Tuesday, March 31, 2009

Update Notes field for all VM in your Organisation

The Systems Administration team had been assigned the task of updating all VM guest machines with a description. This would allow us to have an idea of who owned and what a server did.

I thought this should easy enough to achieve a powershell script but I then released I could do this in 2 lines.

$vminfo = import=csv c:\powershell\vminfo.csv
$vminfo |ForEach-Object {set-vm $_.vmserver -Description $_.vmdescription -confirm:$false}

First you'll need CSV of the VM servernames and descriptions
example of vminfo.CSV

Vmserver,VMDescription
server1,Server owned by:Mr T VMdescription goes here
server2,Server owned by:Mr T VMdescription goes here

$vminfo = import=csv c:\powershell\vminfo.csv

In the first line of the command, the Import-CSV cmdlet is used to retrieve the saved object
representation from thevminfo.csv file, create corresponding objects and store them in the $vminfo variable.

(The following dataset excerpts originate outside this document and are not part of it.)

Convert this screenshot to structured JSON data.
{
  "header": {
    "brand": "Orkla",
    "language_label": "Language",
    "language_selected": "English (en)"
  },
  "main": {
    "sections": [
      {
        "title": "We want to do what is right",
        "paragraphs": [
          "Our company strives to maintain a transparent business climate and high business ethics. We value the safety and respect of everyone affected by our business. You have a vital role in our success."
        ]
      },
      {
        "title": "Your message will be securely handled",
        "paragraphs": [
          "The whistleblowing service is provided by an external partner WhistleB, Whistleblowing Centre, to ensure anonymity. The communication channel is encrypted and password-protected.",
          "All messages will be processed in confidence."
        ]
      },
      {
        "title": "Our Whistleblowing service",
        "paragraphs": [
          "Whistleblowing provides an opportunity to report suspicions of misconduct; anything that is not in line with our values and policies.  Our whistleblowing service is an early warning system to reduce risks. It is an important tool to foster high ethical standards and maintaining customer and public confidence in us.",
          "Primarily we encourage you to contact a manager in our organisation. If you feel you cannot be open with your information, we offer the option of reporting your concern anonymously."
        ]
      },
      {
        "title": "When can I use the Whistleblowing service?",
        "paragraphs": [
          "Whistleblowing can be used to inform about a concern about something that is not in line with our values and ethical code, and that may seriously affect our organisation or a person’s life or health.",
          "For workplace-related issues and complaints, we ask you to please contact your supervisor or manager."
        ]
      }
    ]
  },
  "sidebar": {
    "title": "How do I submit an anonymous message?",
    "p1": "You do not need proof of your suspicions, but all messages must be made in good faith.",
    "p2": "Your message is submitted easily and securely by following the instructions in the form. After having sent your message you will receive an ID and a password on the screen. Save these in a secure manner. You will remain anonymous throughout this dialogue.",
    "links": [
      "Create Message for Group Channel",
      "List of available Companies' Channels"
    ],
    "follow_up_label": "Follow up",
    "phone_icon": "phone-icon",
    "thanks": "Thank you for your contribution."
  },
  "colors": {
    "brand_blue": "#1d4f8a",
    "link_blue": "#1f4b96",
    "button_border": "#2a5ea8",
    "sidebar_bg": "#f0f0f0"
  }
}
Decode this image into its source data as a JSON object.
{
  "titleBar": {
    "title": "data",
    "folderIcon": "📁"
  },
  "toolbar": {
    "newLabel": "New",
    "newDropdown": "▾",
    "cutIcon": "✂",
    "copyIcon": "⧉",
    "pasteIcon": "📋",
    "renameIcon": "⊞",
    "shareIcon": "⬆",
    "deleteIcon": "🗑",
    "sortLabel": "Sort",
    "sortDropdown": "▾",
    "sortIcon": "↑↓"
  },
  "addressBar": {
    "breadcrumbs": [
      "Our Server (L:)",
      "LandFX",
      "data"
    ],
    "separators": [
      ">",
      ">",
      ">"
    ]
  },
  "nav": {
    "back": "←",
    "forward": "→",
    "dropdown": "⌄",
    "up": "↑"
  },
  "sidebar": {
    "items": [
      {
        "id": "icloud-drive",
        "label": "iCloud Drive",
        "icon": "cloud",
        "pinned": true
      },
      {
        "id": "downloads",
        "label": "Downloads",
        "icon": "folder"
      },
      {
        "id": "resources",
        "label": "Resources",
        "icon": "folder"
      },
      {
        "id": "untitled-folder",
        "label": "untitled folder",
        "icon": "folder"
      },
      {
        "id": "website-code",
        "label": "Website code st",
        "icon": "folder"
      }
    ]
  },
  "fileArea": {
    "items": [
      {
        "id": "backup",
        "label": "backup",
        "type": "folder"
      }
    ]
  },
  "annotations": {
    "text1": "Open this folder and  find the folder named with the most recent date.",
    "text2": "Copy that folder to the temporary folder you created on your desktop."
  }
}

$vminfo |ForEach-Object {set-vm $_.vmserver -Description $_.vmdscription -confirm:$false}

The secondline use a Foreach loop to set the description of the server. $vminfo is now object you can play with.

$_.Vmserver and $_.VMDescription values come from the header line of the CSV file.

Foreach-object ( i.e each line in vminfo.csv) do the set-vm cmdlet. -confirm:$file supresses confirmation.